Syal nodded. “Just a job. To save up credits for my education.”
“Your father is a famous retired general and you have to pay for your own education?”
“Not exactly. Every credit I put into my education fund, he matched with four. But I had to earn. That’s the Antilles way: no easy path.” Oriented on a course to intercept Blue Diver’s orbit, she switched control over to the black-and-yellow R2 astromech situated in the well between and behind the pilot and gunner’s seats. “By the way, thanks.”
“For?”
“Not making a deal of my being Corellian. Or being a famous general’s daughter.”

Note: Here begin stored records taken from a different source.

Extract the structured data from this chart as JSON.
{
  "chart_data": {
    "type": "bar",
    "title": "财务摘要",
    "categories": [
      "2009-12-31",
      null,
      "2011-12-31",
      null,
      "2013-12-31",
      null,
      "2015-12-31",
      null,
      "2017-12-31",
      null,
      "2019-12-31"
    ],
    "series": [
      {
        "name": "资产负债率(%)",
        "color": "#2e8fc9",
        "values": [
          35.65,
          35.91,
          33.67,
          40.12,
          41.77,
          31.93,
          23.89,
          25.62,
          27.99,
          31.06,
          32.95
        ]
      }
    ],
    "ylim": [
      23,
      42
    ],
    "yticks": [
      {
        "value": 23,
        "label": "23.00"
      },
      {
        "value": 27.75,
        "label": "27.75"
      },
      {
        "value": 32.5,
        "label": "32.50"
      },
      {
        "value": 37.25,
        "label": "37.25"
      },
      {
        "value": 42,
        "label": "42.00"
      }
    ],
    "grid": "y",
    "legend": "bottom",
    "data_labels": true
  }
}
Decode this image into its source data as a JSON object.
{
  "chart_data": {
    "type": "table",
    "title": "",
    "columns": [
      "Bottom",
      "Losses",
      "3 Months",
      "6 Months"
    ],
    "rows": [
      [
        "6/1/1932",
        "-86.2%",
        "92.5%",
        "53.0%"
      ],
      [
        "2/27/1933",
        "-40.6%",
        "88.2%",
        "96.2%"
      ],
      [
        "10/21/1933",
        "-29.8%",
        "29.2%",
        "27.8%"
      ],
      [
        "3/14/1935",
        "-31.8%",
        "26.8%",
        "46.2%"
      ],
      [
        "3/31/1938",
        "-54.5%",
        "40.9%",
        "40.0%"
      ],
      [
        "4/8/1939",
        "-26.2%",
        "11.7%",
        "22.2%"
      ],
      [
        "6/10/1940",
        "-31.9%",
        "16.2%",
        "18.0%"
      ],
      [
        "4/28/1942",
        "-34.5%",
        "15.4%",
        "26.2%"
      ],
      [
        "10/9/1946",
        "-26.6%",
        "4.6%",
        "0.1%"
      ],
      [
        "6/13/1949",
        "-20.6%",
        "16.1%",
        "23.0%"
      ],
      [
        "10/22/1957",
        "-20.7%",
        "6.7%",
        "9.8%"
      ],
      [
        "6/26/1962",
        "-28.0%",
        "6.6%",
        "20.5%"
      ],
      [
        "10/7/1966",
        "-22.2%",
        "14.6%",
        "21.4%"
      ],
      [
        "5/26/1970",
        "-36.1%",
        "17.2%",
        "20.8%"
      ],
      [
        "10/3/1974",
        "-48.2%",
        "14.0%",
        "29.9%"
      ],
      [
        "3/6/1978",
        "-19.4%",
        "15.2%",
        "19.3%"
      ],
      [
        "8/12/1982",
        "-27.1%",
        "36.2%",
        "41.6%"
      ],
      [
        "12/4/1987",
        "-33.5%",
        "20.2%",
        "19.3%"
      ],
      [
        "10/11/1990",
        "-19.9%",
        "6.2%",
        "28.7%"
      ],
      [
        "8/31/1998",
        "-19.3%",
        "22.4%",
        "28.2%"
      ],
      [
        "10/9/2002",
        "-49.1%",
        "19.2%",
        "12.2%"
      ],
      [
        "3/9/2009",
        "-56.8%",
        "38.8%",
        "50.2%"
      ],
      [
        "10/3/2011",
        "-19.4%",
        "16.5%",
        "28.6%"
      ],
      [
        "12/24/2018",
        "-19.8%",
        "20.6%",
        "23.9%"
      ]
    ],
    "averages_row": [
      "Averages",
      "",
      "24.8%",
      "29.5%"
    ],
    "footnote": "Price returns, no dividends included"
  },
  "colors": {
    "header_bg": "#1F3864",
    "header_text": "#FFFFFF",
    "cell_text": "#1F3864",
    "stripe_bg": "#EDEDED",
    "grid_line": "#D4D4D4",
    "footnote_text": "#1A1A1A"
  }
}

Zueb waved her remarks away. “I’m taking long view. You’re not Corellian daughter of famous general. He’s father of famous Twee test pilot. Just wait.”
Syal grinned. “I like your attitude.”
Test pilot. Her father had done some of that, too, over the years, but probably hadn’t done so in a vehicle like the Aleph. By comparison with the X-wings that her father so loved, the Aleph-class starfighters were flying tanks. Heavily armored two-crew craft with overbuilt generators, the Alephs had been designed in the last months of the Yuuzhan Vong war, more than a decade before, as a one-to-one match for the Yuuzhan Vong coralskipper, a massive single-pilot organic starfighter protected by thick shells and by voids, mobile singularities that could slide in front of incoming lasers or missiles and swallow them completely.